C'est clair que ce film donne envie de gerber. Mais pas pour les meurtres d'animaux (tous les internautes non-végétariens n'ont rien à dire), ni pour la violence des actes, mais à cause d'un manque de point de vue et du mépris du réalisateur qui est communiqué tout au long du film.
D'un côté il met en scène des journalistes blancs vaguement antipathiques et transparents et de l'autre il montre un mépris sans borne et une description arriérée, presque coloniale, d'indigènes déshumanisés et désincarnés. Quant aux paysages de la jungle amazonienne qui pourraient être mis à profit pour installer une ambiance, ils sont ternes et mal exploités.
Le problème du film ne vient du fait qu'on ait fait courir le bruit qu'il s'agissait d'un documentaire avec des mises à morts réelles (coup de com' caractéristique des films d'exploitation), ni du fait que Deodato ait justifié son film d'une manière absolument ridicule (une dénonciation de la violence des médias, paraît-il), mais qu'il n'adopte aucun point de vue, or le cinéma d'horreur est affaire de point de vue. Point de vue de celui qui voit, de celui qui souffre, à travers lequel on croit à un personnage, à une réalité que l'horreur perturbe.

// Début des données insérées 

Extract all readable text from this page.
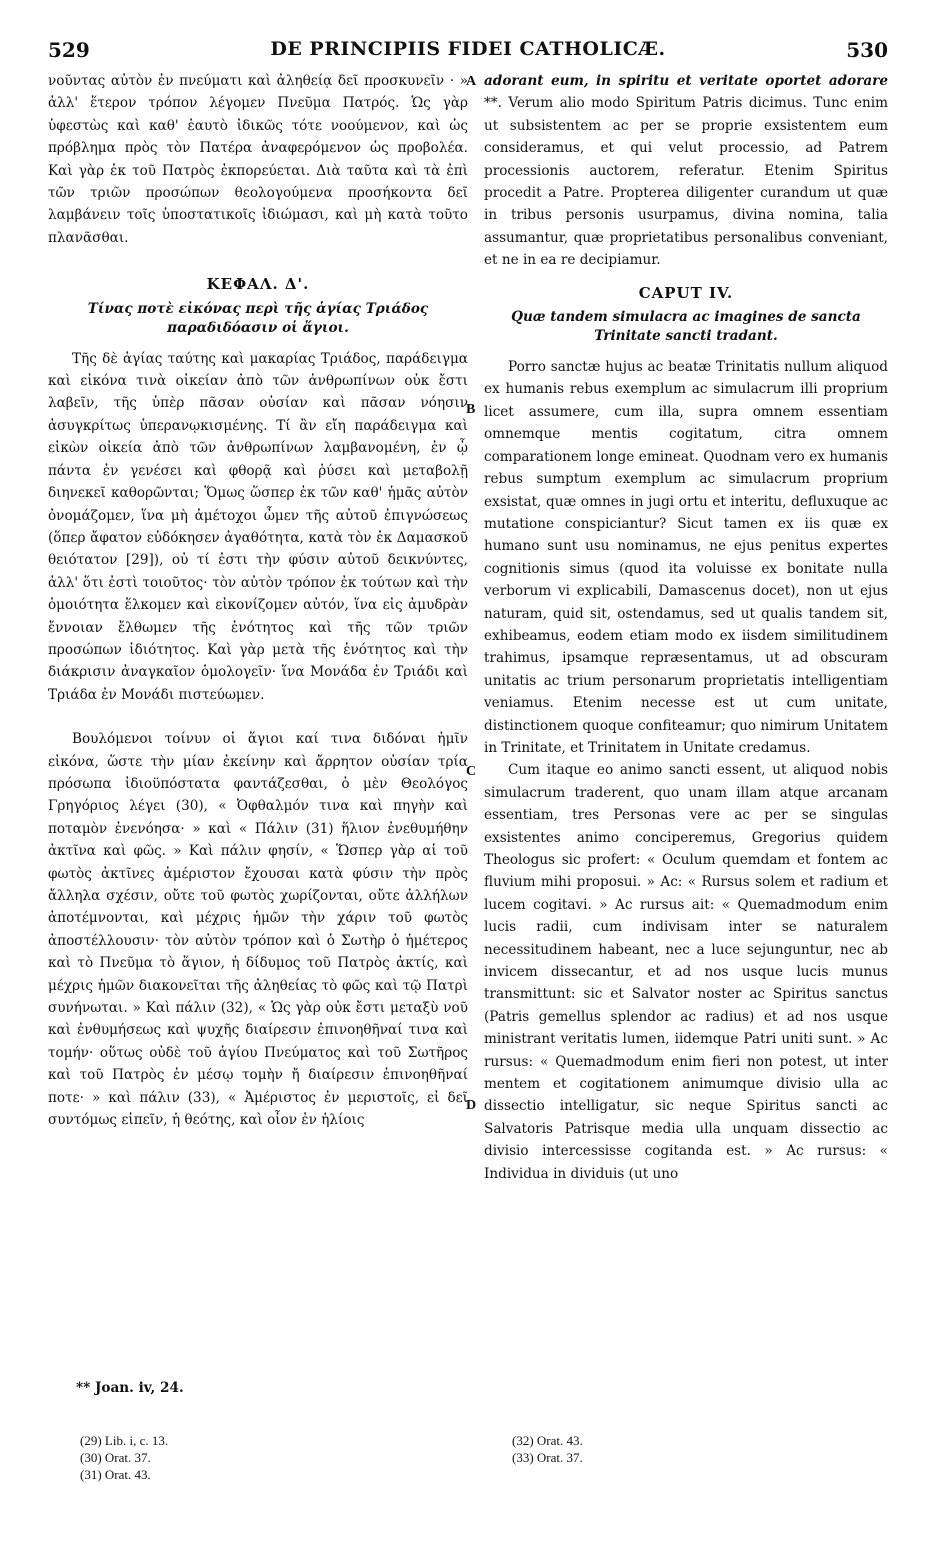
529	DE PRINCIPIIS FIDEI CATHOLICÆ.	530
A
B
C
D

νοῦντας αὐτὸν ἐν πνεύματι καὶ ἀληθείᾳ δεῖ προσκυνεῖν · » ἀλλ' ἕτερον τρόπον λέγομεν Πνεῦμα Πατρός. Ὡς γὰρ ὑφεστὼς καὶ καθ' ἑαυτὸ ἰδικῶς τότε νοούμενον, καὶ ὡς πρόβλημα πρὸς τὸν Πατέρα ἀναφερόμενον ὡς προβολέα. Καὶ γὰρ ἐκ τοῦ Πατρὸς ἐκπορεύεται. Διὰ ταῦτα καὶ τὰ ἐπὶ τῶν τριῶν προσώπων θεολογούμενα προσήκοντα δεῖ λαμβάνειν τοῖς ὑποστατικοῖς ἰδιώμασι, καὶ μὴ κατὰ τοῦτο πλανᾶσθαι.

ΚΕΦΑΛ. Δ'.
Τίνας ποτὲ εἰκόνας περὶ τῆς ἁγίας Τριάδος παραδιδόασιν οἱ ἅγιοι.

Τῆς δὲ ἁγίας ταύτης καὶ μακαρίας Τριάδος, παράδειγμα καὶ εἰκόνα τινὰ οἰκείαν ἀπὸ τῶν ἀνθρωπίνων οὐκ ἔστι λαβεῖν, τῆς ὑπὲρ πᾶσαν οὐσίαν καὶ πᾶσαν νόησιν ἀσυγκρίτως ὑπερανῳκισμένης. Τί ἂν εἴη παράδειγμα καὶ εἰκὼν οἰκεία ἀπὸ τῶν ἀνθρωπίνων λαμβανομένη, ἐν ᾧ πάντα ἐν γενέσει καὶ φθορᾷ καὶ ῥύσει καὶ μεταβολῇ διηνεκεῖ καθορῶνται; Ὅμως ὥσπερ ἐκ τῶν καθ' ἡμᾶς αὐτὸν ὀνομάζομεν, ἵνα μὴ ἀμέτοχοι ὦμεν τῆς αὐτοῦ ἐπιγνώσεως (ὅπερ ἄφατον εὐδόκησεν ἀγαθότητα, κατὰ τὸν ἐκ Δαμασκοῦ θειότατον [29]), οὐ τί ἐστι τὴν φύσιν αὐτοῦ δεικνύντες, ἀλλ' ὅτι ἐστὶ τοιοῦτος· τὸν αὐτὸν τρόπον ἐκ τούτων καὶ τὴν ὁμοιότητα ἕλκομεν καὶ εἰκονίζομεν αὐτόν, ἵνα εἰς ἀμυδρὰν ἔννοιαν ἔλθωμεν τῆς ἑνότητος καὶ τῆς τῶν τριῶν προσώπων ἰδιότητος. Καὶ γὰρ μετὰ τῆς ἑνότητος καὶ τὴν διάκρισιν ἀναγκαῖον ὁμολογεῖν· ἵνα Μονάδα ἐν Τριάδι καὶ Τριάδα ἐν Μονάδι πιστεύωμεν.

Βουλόμενοι τοίνυν οἱ ἅγιοι καί τινα διδόναι ἡμῖν εἰκόνα, ὥστε τὴν μίαν ἐκείνην καὶ ἄρρητον οὐσίαν τρία πρόσωπα ἰδιοϋπόστατα φαντάζεσθαι, ὁ μὲν Θεολόγος Γρηγόριος λέγει (30), « Ὀφθαλμόν τινα καὶ πηγὴν καὶ ποταμὸν ἐνενόησα· » καὶ « Πάλιν (31) ἥλιον ἐνεθυμήθην ἀκτῖνα καὶ φῶς. » Καὶ πάλιν φησίν, « Ὥσπερ γὰρ αἱ τοῦ φωτὸς ἀκτῖνες ἀμέριστον ἔχουσαι κατὰ φύσιν τὴν πρὸς ἄλληλα σχέσιν, οὔτε τοῦ φωτὸς χωρίζονται, οὔτε ἀλλήλων ἀποτέμνονται, καὶ μέχρις ἡμῶν τὴν χάριν τοῦ φωτὸς ἀποστέλλουσιν· τὸν αὐτὸν τρόπον καὶ ὁ Σωτὴρ ὁ ἡμέτερος καὶ τὸ Πνεῦμα τὸ ἅγιον, ἡ δίδυμος τοῦ Πατρὸς ἀκτίς, καὶ μέχρις ἡμῶν διακονεῖται τῆς ἀληθείας τὸ φῶς καὶ τῷ Πατρὶ συνήνωται. » Καὶ πάλιν (32), « Ὡς γὰρ οὐκ ἔστι μεταξὺ νοῦ καὶ ἐνθυμήσεως καὶ ψυχῆς διαίρεσιν ἐπινοηθῆναί τινα καὶ τομήν· οὕτως οὐδὲ τοῦ ἁγίου Πνεύματος καὶ τοῦ Σωτῆρος καὶ τοῦ Πατρὸς ἐν μέσῳ τομὴν ἤ διαίρεσιν ἐπινοηθῆναί ποτε· » καὶ πάλιν (33), « Ἀμέριστος ἐν μεριστοῖς, εἰ δεῖ συντόμως εἰπεῖν, ἡ θεότης, καὶ οἷον ἐν ἡλίοις

adorant eum, in spiritu et veritate oportet adorare **. Verum alio modo Spiritum Patris dicimus. Tunc enim ut subsistentem ac per se proprie exsistentem eum consideramus, et qui velut processio, ad Patrem processionis auctorem, referatur. Etenim Spiritus procedit a Patre. Propterea diligenter curandum ut quæ in tribus personis usurpamus, divina nomina, talia assumantur, quæ proprietatibus personalibus conveniant, et ne in ea re decipiamur.

CAPUT IV.
Quæ tandem simulacra ac imagines de sancta Trinitate sancti tradant.

Porro sanctæ hujus ac beatæ Trinitatis nullum aliquod ex humanis rebus exemplum ac simulacrum illi proprium licet assumere, cum illa, supra omnem essentiam omnemque mentis cogitatum, citra omnem comparationem longe emineat. Quodnam vero ex humanis rebus sumptum exemplum ac simulacrum proprium exsistat, quæ omnes in jugi ortu et interitu, defluxuque ac mutatione conspiciantur? Sicut tamen ex iis quæ ex humano sunt usu nominamus, ne ejus penitus expertes cognitionis simus (quod ita voluisse ex bonitate nulla verborum vi explicabili, Damascenus docet), non ut ejus naturam, quid sit, ostendamus, sed ut qualis tandem sit, exhibeamus, eodem etiam modo ex iisdem similitudinem trahimus, ipsamque repræsentamus, ut ad obscuram unitatis ac trium personarum proprietatis intelligentiam veniamus. Etenim necesse est ut cum unitate, distinctionem quoque confiteamur; quo nimirum Unitatem in Trinitate, et Trinitatem in Unitate credamus.

Cum itaque eo animo sancti essent, ut aliquod nobis simulacrum traderent, quo unam illam atque arcanam essentiam, tres Personas vere ac per se singulas exsistentes animo conciperemus, Gregorius quidem Theologus sic profert: « Oculum quemdam et fontem ac fluvium mihi proposui. » Ac: « Rursus solem et radium et lucem cogitavi. » Ac rursus ait: « Quemadmodum enim lucis radii, cum indivisam inter se naturalem necessitudinem habeant, nec a luce sejunguntur, nec ab invicem dissecantur, et ad nos usque lucis munus transmittunt: sic et Salvator noster ac Spiritus sanctus (Patris gemellus splendor ac radius) et ad nos usque ministrant veritatis lumen, iidemque Patri uniti sunt. » Ac rursus: « Quemadmodum enim fieri non potest, ut inter mentem et cogitationem animumque divisio ulla ac dissectio intelligatur, sic neque Spiritus sancti ac Salvatoris Patrisque media ulla unquam dissectio ac divisio intercessisse cogitanda est. » Ac rursus: « Individua in dividuis (ut uno

** Joan. iv, 24.
(29) Lib. i, c. 13.
(30) Orat. 37.
(31) Orat. 43.
(32) Orat. 43.
(33) Orat. 37.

Il y a des films traumatisants qui éveillent l'intérêt pour leur pouvoir cathartique qui contribue à canaliser et évacuer les peurs collectives plutôt que de les nourrir de façon artificielle (La dernière maison sur la gauche, A l'intérieur). Il y a des films de survie qui mettent en scène avec brio la dégénérescence et l'anomie sociale (The Devil's Rejects). Il y a des films d'ensauvagement qui humanise les personnages avant de les charcuter (Massacre à la tronçonneuse, The Descent). Et puis il y a des films dits d'exploitation qui n'exploitent que le spectateur.